Sarà affrontato il tema del racket, del pizzo e dell’usura  evidenziando che l’unica via di uscita per la vittima del racket e dell’usura è quella di denunciare gli estorsori per spezzare il perdurare di abusi, minacce e sopraffazioni. Saranno illustrate le opportunità offerte dalla legislazione vigente e dal Fondo di solidarietà per le vittime del racket  e dell’usura. Verrà evidenziato il ruolo delle Associazioni Antiracket. Saranno, inoltre, fornite informazioni sulla lotta alla criminalità organizzata, sugli organismi antimafia, sulle associazioni, ma soprattutto verrà stimolata la coscienza degli studenti, i quali dopo avere visto un film e dopo aver letto alcuni dei messaggi lasciati da comuni cittadini sull’ «Albero di Falcone» saranno invitati ad elaborare il proprio pensiero.

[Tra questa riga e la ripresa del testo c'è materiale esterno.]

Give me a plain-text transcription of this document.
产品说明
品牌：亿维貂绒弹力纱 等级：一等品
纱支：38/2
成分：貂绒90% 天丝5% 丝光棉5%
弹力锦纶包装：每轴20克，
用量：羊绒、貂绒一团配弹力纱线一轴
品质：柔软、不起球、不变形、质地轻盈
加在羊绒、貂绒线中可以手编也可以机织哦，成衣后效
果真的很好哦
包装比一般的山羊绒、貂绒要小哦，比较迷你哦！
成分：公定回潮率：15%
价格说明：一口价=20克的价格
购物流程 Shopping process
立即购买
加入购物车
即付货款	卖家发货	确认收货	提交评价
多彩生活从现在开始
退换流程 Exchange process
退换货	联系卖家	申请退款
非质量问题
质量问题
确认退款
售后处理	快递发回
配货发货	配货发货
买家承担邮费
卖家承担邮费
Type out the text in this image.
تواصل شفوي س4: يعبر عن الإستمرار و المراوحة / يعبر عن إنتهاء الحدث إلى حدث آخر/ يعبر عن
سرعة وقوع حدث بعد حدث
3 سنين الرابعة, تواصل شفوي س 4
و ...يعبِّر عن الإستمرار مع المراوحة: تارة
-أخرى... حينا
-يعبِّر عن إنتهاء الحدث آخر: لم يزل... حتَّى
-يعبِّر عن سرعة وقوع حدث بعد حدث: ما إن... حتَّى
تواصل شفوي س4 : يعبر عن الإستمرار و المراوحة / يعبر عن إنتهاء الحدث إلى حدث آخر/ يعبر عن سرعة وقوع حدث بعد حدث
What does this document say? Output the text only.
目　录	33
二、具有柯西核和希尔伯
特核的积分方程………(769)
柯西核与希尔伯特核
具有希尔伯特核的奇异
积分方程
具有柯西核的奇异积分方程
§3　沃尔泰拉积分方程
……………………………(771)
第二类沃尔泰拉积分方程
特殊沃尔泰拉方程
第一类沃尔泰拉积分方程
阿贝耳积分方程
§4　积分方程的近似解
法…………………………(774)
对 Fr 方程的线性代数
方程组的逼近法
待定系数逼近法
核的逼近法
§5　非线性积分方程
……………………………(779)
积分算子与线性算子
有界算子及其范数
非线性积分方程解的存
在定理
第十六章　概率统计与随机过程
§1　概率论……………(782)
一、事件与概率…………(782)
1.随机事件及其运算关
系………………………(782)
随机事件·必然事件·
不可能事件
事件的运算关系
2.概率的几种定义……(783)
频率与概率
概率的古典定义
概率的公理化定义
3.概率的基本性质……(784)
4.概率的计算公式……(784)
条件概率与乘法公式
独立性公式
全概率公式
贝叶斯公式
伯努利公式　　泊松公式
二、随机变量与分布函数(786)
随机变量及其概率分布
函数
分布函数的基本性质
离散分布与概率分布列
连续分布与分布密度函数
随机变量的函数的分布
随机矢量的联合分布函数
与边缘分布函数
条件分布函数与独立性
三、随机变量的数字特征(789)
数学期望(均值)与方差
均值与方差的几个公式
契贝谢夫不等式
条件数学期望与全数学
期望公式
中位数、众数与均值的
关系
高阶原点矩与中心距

Il progetto prevede  una manifestazione finale in cui ogni istituzione scolastica aderente è invitata a produrre un prodotto finale, consistente in: elaborati di tipo visivo, audiovisivo, cortometraggi, cartellonistica, presentazioni in power-point, interviste, rappresentazioni teatrali, canto, danza e musica ( le scuole ad indirizzo musicale sono invitate  a scrivere e musicare  un Inno alla Legalità).

Finalità del progetto: coinvolgere gli alunni in prima persona, favorendo in ognuno la presa di coscienza del senso di responsabilità democratica e  di cittadinanza attiva.

L’attività di formazione sarà svolta da personale particolarmente qualificato  individuato, a secondo dell’argomento da  trattare, fra:  Docenti di discipline giuridiche ed economiche; Avvocati, Magistrati, Rappresentanti delle forze dell’Ordine, Sociologi, Giornalisti, Rappresentanti delle Associazioni Antiracket e Antiusura, Testimonianze.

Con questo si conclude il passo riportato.